Furthermore this is not the only oddly contrived structuring within the book.  Interestingly, Mirabello decided to break down each of his chapters into further sub-chapters, with their own individual titles announcing what will play out in the proceeding passage.  It’s a little strange, perhaps edging towards pretentious if anything.  But it does add a certain ‘mythological manuscript’ feel to the whole presentation – which could work in its favour just a little.

However, what is very off-putting about the entire presentation of the novel is how Mirabello clearly wants to show how well-read he is.  At the beginning of each chapter Mirabello inserts as many historic quotes as he dare get away with, whilst within the text itself Mirabello jumps at each and every chance to reference a classic writer or philosopher or just a long stream of his cultist knowledge.  And that’s not to mention how keen Mirabello is to mention his Ph.D wherever possible.  And don’t get me started on how focused upon his educational background the ‘About the author’ blurb on the back of the book is.

Aside from all these tiresome references and supposedly high-brow insertions, the story itself is quite a simplistic and surprisingly unoriginal one.  Like a grim amalgamation of Richard Laymon’s ‘Midnight’s Lair’ (1988), Jeff Long’s ‘The Descent’ (1999), Jack Ketchum’s ‘Off Season’ (1988), and something Chris Barnes or Alex Webster of Cannibal Corpse might pull together if they were attempting some Lovecraftian fiction – it’s all very much in the same territory as where numerous others have trodden.

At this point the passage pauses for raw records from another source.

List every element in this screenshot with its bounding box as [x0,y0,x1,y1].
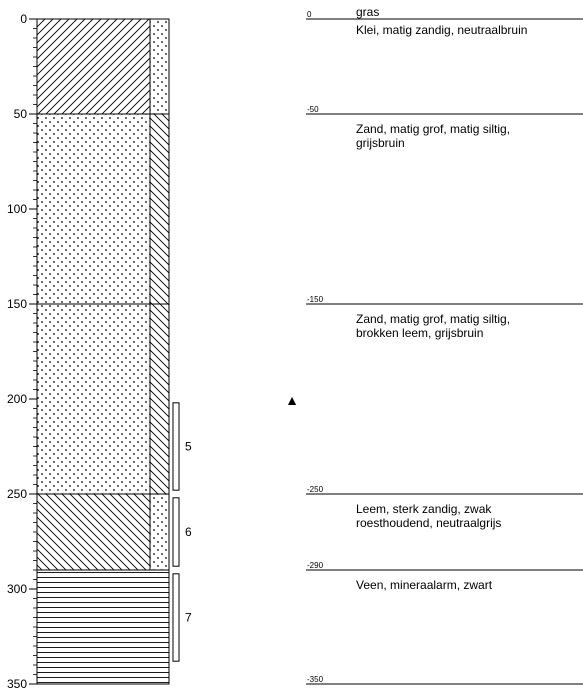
sample: 5 [172,402,192,491]
description-text: Zand, matig grof, matig siltig, [356,122,510,136]
axis-tick-label: 300 [7,582,27,596]
description-text: Zand, matig grof, matig siltig, [356,312,510,326]
layer-border [36,569,170,685]
layer-main-fill [37,19,150,114]
description-depth-label: -350 [307,675,324,684]
sample-label: 7 [185,611,192,625]
description-depth-label: -250 [307,485,324,494]
axis-tick-label: 250 [7,487,27,501]
depth-axis: 0 50 100 150 200 250 300 350 [7,12,38,691]
sample-markers: 5 6 7 [172,402,192,662]
layer-description: -250 Leem, sterk zandig, zwakroesthoudend… [306,485,583,530]
layer-side-fill [150,304,169,494]
layer-main-fill [37,114,150,304]
axis-tick-label: 150 [7,297,27,311]
layer-description: -290 Veen, mineraalarm, zwart [306,561,583,592]
description-text: gras [356,5,379,19]
layer-main-fill [37,494,150,570]
axis-tick-label: 200 [7,392,27,406]
layer-side-fill [150,19,169,114]
sample-bar [172,573,180,662]
layer [36,493,170,571]
description-depth-label: -290 [307,561,324,570]
water-level-icon: ▲ [285,392,299,408]
layer-side-fill [150,570,169,684]
layer-main-fill [37,304,150,494]
description-depth-label: 0 [307,10,312,19]
description-text: Veen, mineraalarm, zwart [356,578,493,592]
layer-descriptions: 0 gras Klei, matig zandig, neutraalbruin -5… [306,5,583,685]
layer-description: -350 [306,675,583,685]
layer [36,113,170,305]
description-depth-label: -150 [307,295,324,304]
layer-description: -50 Zand, matig grof, matig siltig,grijsb… [306,105,583,150]
axis-tick-label: 350 [7,677,27,691]
description-text: Leem, sterk zandig, zwak [356,502,492,516]
layer-main-fill [37,570,150,684]
description-depth-label: -50 [307,105,319,114]
water-level-marker: ▲ [285,392,299,408]
axis-tick-label: 100 [7,202,27,216]
layer [36,18,170,115]
sample-label: 5 [185,440,192,454]
description-text: grijsbruin [356,136,405,150]
sample-bar [172,402,180,491]
layer-description: -150 Zand, matig grof, matig siltig,brokk… [306,295,583,340]
layer-side-fill [150,114,169,304]
layer-side-fill [150,494,169,570]
sample: 7 [172,573,192,662]
sample-bar [172,497,180,567]
axis-tick-label: 50 [14,107,28,121]
sample: 6 [172,497,192,567]
layer [36,569,170,685]
axis-tick-label: 0 [20,12,27,26]
description-text: brokken leem, grijsbruin [356,326,483,340]
lithology-column [36,18,170,685]
sample-label: 6 [185,525,192,539]
layer-description: 0 gras Klei, matig zandig, neutraalbruin [306,5,583,37]
description-text: Klei, matig zandig, neutraalbruin [356,23,527,37]
description-text: roesthoudend, neutraalgrijs [356,516,501,530]
layer [36,303,170,495]
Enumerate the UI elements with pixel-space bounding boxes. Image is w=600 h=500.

Nevertheless, the end result is a horror story that’s rammed full of some pretty intense and markedly strong elements; although none are really given the absolute attention they need to really get the reader by the guts and give ‘em a good old yank.  Okay, so at times Mirabello does get down ‘n’ dirty with the visceral grime, along with offering a generous helping of some tasteless depravity.  Indeed, at times the story does edge towards being dubbed ‘vile’ with its almost constant barrage of a horrific hell.  And in a ‘Death Metal lyrics’ way, it works.  But on any other level, Mirabelo misses the mark by a long shot.

However, do expect nothing short of bleak, perverse and guttural horror, all with little to no overall direction. It does the job, it gets to the real dirt of Mirabello’s transhuman race - exposes their monstrous side for all its worth - then gets the hell out.

Strangely, the last third or so of the book pulls away from the story per se, and instead delivers quite an intricate overview of the transhumans.  Here Mirabello details their supposed origins, social make-up, diet, beliefs, society and ritualistic lifestyles.  Although still packed with grim horror - most notably the cannibalistic elements – this latter chapter feels annoyingly disjointed from the story as a whole; adding very little other than to show how many elaborate and intricate ideas Mirabello has come up with in the creation of his underground transhuman race.

But for a quick and simple horror read that packs in the grime – it’s not all that bad.  Indeed, when our unnamed captive is down in the filth of the underground tunnels, the story offers up quite a compelling read of utter misery and endless suffering.

The book runs for a total of 138 pages.